The statistical outputs from
Table 12 indicate that the average debt ratio during COVID-19 has declined insignificantly in comparison with before. In fact, since lower debt ratios indicate less business risk, Polish companies in uncertain economic conditions have sought to build safer and less risky business environments. However, this finding is not statistically meaningful.

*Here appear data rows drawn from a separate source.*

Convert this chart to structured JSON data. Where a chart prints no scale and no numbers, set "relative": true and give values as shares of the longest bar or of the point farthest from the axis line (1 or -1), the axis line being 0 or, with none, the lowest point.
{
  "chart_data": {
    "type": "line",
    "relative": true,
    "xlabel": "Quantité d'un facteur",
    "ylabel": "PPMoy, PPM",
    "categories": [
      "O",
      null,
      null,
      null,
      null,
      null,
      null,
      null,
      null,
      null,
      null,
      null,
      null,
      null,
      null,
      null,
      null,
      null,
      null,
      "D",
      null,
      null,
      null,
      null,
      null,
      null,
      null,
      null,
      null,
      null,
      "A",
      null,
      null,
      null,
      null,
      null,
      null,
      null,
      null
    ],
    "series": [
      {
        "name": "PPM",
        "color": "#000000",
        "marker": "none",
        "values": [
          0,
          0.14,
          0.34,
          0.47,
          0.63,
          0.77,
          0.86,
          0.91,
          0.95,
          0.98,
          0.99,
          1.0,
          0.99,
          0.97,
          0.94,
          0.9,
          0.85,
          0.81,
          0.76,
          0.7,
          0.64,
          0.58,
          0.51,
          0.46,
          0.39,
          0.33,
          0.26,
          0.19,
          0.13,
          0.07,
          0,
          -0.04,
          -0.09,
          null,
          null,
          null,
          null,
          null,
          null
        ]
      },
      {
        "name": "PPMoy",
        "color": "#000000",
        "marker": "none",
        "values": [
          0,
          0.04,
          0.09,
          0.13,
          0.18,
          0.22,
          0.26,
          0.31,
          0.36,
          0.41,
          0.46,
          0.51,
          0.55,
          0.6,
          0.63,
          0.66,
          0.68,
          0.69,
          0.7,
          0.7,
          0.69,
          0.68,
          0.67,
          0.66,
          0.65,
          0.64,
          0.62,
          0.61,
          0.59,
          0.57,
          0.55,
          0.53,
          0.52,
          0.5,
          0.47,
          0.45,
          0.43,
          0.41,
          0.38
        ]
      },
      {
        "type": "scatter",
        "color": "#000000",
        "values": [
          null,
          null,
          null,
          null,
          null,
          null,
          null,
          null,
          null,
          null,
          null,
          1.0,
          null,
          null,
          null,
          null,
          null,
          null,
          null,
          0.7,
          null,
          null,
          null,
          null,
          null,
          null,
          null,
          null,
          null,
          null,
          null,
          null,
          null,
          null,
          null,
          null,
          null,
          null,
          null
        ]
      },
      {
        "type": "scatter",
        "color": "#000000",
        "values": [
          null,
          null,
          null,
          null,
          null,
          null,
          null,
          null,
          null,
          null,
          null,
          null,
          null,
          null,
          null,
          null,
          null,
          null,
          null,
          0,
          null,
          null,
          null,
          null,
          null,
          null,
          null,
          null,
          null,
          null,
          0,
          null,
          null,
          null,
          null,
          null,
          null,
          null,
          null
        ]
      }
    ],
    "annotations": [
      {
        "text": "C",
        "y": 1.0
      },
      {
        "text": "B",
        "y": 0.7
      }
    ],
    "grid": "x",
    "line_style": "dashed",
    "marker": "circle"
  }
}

Regarding the structure of current assets, it can be generally said that there are two strategies called aggressive and conservative. It is obvious is that if small- and medium-sized companies do not adopt a suitable working capital strategy, their financial security will be jeopardized [
60], and they may collapse during the Corona financial crisis. Since SMEs do not have huge capital and are largely dependent on bank loans and commercial credits compared to larger companies, they are more vulnerable to working capital fluctuations and are less inclined to take on high risks [
61]. In order to understand this concept more deeply, we attempted to analyze the components of current assets structure of Polish SMEs to determine which of the aggressive or conservative approaches were aligned during the COVID-19 crunch. Hence, the last fundamental question of this paper is whether small- and medium-sized enterprises in the energy sector have made fundamental changes to their current asset structure policies during the COVID-19 crisis. To find this answer, this study compares the structure of SMEs’ current assets before and during the crisis in
Table 13,
Table 14 and
Table 15.
If we look carefully at the results of
Table 13, it is clear that the share of inventories in the current assets portfolio increased insignificantly during the Coronavirus pandemic compared to before. According to the conservative working capital perspective, maintaining high levels of inventory in current assets cannot only reduce risk of liquidity associated with the opportunity cost of funds that may have been invested in long-standing assets, but it also declines the cost of interruptions in the production process, provides cost, and protects against price variation and loss of business owing to shortage of product [
67]. In general, from a statistical point of view, the non-significant coefficient ratio of inventories in CA shows that the companies have moved very slightly and unimportantly towards a conservative approach in relation to inventories. If we analyze the results in
Table 15 well, we can find such a similar scenario regarding short-term investments. Since maintaining financial security and having better liquidity conditions is more important to Polish SMEs, they have tried to have a non-significant increase in short-term investments so that they can quickly convert them into cash to have better flexibility during the COVID-19 pandemic. Finally, the results of
Table 14 witness a significant decrease in the share of receivables in current assets structure during the COVID-19 pandemic in comparison with before, supporting the conservative approach. In other words, during the COVID-19 crisis, which has reduced the income of many people, companies have preferred to set structure their current assets in such a way that they take less risk in obtaining the necessary liquidity and have fewer credit sales. In the conditions of the Coronavirus crisis, when the economic situation is uncertain and the general livelihood situation is not very favorable, it seems that cash sales and having less accounts receivable from customers can be a more suitable solution to maintain the financial safety of SMEs.